惚れさせゲーム
〇 教室(朝)

教室に入ると、すでに半分以上の生徒が席についていた。
夏の日差しが窓から差し込み、ざわざわとした空気が広がっている。

「おはよ、紗菜!」

席に着く前に、クラスメイトの友人が笑顔で声をかけてきた。

紗菜「おはよう」

普段と変わらぬ挨拶を返そうとした、その瞬間――

翼「おはよー! 俺の彼女さん!」

背後から翼の大きな声が響いた。

……一瞬で教室の空気が凍りつく。

紗菜「は!?!?」

驚いて振り向くと、翼はいつもの軽い笑みを浮かべながら、堂々と教室の入り口に立っていた。
まるで“宣言”するかのような声に、周りの生徒たちの視線が一斉に紗菜へと集中する。

「えっ!? ちょっと待って、どういうこと!?」
「紗菜が……彼女!? まじ!?」
「学年トップ同士で付き合ってるの!?」

瞬く間に教室がざわめき始める。

紗菜「ち、違う!!!」

慌てて否定するが、翼はまるで意に介さず、余裕たっぷりに紗菜の隣の席へと腰を下ろす。
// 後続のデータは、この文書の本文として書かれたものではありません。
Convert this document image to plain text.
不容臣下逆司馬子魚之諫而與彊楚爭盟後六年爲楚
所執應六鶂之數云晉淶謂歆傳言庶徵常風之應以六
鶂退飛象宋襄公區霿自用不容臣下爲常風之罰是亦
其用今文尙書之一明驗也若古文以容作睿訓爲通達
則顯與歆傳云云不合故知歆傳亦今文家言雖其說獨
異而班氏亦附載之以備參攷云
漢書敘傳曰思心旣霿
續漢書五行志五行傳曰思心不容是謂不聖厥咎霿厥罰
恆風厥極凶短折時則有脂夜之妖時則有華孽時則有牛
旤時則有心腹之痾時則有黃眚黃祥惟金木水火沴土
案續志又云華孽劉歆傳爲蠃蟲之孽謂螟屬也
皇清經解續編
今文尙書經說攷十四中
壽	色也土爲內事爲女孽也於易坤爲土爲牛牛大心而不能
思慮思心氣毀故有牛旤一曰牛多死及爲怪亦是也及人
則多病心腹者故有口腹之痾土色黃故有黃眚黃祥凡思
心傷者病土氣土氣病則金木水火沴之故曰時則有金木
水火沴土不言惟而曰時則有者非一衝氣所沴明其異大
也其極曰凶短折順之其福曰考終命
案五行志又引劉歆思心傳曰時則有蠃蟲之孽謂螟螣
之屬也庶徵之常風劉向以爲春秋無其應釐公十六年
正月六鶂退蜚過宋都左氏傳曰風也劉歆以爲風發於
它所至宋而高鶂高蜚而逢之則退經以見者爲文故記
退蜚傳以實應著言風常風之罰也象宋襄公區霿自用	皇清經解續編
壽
翼「いやいや、罰ゲームとはいえ、今日は俺の彼女なんだから、しっかり“それらしく”振る舞ってもらわないと困るな~?」

ニヤリと笑って、机に頬杖をつく翼。
その態度は、まるで紗菜の反応を楽しんでいるかのようだった。

紗菜「だから、それを大声で言うなって言ってるの!!!」

バン!と机を叩くが、すでにクラスの興味は完全に二人へと向けられていた。

「えー、本当に付き合ってるわけじゃないの?」
「でも翼ってモテるし、いいじゃん?」
「むしろお似合いじゃない?」

クラスメイトたちは、面白がるようにヒソヒソと囁き合う。
そのたびに、紗菜のこめかみにじわじわと頭痛が広がる。

紗菜(モノローグ)
「最悪……これじゃ授業どころじゃない……」

翼「じゃあ、今日一日よろしくね、紗菜?」

ふざけた調子でウインクをする翼。

紗菜「……誰か助けて」

紗菜は頭を抱え、ため息をついた――。